The effect of these exemptions is that most trade and technical occupations, as well as the “protected” engineering and nursing occupations, will require labour market testing. For a full list of occupations that will require labour market testing.

What do sponsors need to do?

Where necessary, evidence of labour market testing must be provided at the time of lodging the nomination. Sponsors can provide the following:

  • details of paid or unpaid advertising (this includes advertising on the sponsor’s own website or social media), or other recruitment efforts (including the use of external recruitment agencies), that have been conducted by the business within the 12 months before lodging the nomination;
  • results of the advertising or other recruitment methods produced; and
  • if responses were received, a statement outlining why any candidates were unsuitable for the position, or were unwilling to take up the position.

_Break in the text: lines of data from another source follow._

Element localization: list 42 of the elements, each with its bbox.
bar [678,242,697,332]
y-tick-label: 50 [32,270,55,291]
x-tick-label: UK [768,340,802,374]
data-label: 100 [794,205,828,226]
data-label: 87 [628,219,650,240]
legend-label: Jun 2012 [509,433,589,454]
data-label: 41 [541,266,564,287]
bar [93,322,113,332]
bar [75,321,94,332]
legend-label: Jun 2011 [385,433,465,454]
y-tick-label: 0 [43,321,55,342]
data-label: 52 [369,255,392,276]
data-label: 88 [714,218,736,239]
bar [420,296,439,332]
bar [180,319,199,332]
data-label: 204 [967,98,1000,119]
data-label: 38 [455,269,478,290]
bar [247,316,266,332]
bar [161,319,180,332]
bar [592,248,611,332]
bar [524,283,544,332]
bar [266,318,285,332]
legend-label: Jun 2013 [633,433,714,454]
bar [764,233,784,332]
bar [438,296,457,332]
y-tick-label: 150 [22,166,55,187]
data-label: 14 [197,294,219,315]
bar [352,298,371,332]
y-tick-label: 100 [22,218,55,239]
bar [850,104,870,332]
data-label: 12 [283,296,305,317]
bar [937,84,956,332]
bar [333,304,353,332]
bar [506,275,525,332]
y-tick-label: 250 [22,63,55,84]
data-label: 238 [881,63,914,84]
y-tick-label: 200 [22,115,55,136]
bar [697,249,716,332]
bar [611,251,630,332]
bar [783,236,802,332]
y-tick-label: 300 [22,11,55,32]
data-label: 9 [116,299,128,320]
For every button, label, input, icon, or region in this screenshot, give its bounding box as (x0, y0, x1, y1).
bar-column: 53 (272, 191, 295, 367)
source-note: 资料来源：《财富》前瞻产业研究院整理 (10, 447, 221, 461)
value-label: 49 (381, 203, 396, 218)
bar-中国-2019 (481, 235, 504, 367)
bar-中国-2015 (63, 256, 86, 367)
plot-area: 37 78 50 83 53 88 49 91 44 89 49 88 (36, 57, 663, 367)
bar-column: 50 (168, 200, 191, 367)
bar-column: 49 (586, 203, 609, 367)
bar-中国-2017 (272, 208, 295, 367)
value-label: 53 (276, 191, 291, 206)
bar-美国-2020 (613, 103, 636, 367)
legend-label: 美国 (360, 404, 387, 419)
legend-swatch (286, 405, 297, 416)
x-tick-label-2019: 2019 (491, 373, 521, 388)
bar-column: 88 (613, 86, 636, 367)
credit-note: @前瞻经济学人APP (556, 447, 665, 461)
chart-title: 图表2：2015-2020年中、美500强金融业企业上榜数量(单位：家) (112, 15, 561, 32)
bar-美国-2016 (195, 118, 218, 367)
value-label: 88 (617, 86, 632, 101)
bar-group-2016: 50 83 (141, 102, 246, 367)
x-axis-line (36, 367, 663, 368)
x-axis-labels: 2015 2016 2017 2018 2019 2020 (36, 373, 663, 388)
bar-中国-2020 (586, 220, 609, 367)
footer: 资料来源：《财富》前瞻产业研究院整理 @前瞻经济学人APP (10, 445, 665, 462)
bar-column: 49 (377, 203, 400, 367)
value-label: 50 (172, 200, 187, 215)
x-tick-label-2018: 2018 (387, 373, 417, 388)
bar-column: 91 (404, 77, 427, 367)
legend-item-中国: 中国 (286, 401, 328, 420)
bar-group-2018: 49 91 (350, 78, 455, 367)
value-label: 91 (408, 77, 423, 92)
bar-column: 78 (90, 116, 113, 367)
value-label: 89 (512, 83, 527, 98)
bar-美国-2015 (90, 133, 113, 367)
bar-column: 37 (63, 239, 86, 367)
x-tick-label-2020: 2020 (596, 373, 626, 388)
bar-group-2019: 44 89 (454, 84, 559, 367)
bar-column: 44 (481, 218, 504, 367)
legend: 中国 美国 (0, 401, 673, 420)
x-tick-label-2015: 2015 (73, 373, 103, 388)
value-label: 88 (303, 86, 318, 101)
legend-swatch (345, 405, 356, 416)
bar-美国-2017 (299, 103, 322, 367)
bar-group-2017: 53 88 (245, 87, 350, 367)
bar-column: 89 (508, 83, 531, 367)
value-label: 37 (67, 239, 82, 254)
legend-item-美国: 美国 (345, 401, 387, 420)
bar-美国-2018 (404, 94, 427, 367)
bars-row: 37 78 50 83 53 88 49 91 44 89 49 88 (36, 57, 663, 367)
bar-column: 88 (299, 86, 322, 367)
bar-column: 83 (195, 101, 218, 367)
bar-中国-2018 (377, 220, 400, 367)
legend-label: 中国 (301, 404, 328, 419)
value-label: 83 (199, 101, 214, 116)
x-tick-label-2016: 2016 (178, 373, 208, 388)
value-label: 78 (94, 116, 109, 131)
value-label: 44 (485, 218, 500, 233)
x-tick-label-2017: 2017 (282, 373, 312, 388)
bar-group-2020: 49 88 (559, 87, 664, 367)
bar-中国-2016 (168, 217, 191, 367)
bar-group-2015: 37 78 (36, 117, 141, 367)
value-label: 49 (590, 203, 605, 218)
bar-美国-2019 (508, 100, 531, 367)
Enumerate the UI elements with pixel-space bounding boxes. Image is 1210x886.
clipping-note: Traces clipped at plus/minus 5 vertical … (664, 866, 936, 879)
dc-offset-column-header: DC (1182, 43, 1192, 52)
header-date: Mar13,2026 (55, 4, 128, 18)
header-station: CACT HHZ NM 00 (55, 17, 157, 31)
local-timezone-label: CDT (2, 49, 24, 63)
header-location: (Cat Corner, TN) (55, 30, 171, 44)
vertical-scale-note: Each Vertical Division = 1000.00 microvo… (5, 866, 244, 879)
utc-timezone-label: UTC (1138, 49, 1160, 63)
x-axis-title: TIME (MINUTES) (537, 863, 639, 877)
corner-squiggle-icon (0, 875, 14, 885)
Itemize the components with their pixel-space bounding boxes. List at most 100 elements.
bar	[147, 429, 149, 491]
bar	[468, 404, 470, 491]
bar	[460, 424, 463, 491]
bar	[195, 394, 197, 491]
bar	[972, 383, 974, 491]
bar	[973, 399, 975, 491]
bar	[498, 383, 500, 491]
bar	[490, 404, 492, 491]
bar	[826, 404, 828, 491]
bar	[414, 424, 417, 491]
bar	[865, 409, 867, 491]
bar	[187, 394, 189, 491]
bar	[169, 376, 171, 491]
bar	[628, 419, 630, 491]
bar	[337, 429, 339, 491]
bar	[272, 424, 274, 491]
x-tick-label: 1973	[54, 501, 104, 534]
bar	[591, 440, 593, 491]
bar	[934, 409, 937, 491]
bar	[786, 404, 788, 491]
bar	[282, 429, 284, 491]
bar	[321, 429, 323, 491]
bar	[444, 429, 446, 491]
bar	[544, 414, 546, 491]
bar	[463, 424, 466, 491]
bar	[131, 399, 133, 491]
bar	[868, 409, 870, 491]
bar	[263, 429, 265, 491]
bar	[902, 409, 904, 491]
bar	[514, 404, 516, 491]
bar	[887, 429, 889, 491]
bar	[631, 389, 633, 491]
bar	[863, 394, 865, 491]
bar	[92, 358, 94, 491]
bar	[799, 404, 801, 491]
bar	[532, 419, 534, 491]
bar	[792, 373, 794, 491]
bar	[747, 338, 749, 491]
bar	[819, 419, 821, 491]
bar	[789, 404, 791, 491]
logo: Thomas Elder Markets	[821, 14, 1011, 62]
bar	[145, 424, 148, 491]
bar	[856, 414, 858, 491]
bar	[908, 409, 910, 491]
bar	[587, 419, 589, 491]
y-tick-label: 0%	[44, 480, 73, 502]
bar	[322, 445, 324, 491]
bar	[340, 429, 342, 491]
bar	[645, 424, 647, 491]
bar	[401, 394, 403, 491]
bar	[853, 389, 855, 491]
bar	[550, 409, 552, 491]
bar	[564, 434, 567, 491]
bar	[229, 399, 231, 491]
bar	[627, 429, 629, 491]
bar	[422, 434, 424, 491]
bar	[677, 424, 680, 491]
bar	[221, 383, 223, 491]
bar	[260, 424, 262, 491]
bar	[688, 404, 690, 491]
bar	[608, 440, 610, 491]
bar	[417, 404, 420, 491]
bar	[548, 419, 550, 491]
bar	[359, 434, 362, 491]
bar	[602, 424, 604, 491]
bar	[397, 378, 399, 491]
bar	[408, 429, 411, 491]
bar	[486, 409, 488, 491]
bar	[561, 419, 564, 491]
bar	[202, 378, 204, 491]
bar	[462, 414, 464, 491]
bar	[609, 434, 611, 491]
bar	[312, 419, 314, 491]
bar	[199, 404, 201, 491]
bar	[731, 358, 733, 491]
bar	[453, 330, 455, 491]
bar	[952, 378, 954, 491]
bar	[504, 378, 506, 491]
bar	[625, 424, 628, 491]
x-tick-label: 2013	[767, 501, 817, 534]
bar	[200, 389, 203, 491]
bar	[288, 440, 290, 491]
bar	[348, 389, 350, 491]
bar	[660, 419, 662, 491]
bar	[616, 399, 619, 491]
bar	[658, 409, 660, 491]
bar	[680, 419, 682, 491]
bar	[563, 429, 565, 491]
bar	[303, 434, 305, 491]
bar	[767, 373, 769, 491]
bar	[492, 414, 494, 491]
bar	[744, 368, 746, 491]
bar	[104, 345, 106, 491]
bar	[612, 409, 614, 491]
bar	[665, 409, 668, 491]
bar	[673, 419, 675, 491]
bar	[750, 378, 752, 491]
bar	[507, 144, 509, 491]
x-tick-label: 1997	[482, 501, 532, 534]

Detailed records of job interviews or copies of job applications are not required.

Evidence of labour market testing will also be required where, in the four months before lodging the nomination, redundancies or retrenchments have occurred in the same occupation as the nominated position.

Summary

Affected sponsors should be mindful of the new requirements, and retain evidence of job advertisements or recruitment activities as this can continue to be relied upon for a period of 12 months.
The exemptions to the new provisions are broad enough to cover most occupations on the Consolidate Sponsored Occupations List (CSOL) that are eligible for nomination under the 457 program. Therefore, many businesses may presently be unaffected by the new requirements.

All sponsors should be aware that the new provisions have been enshrined in legislation, so they could be expanded or amended at a later date. The government may choose to limit the exemptions (which are currently very broad) in future.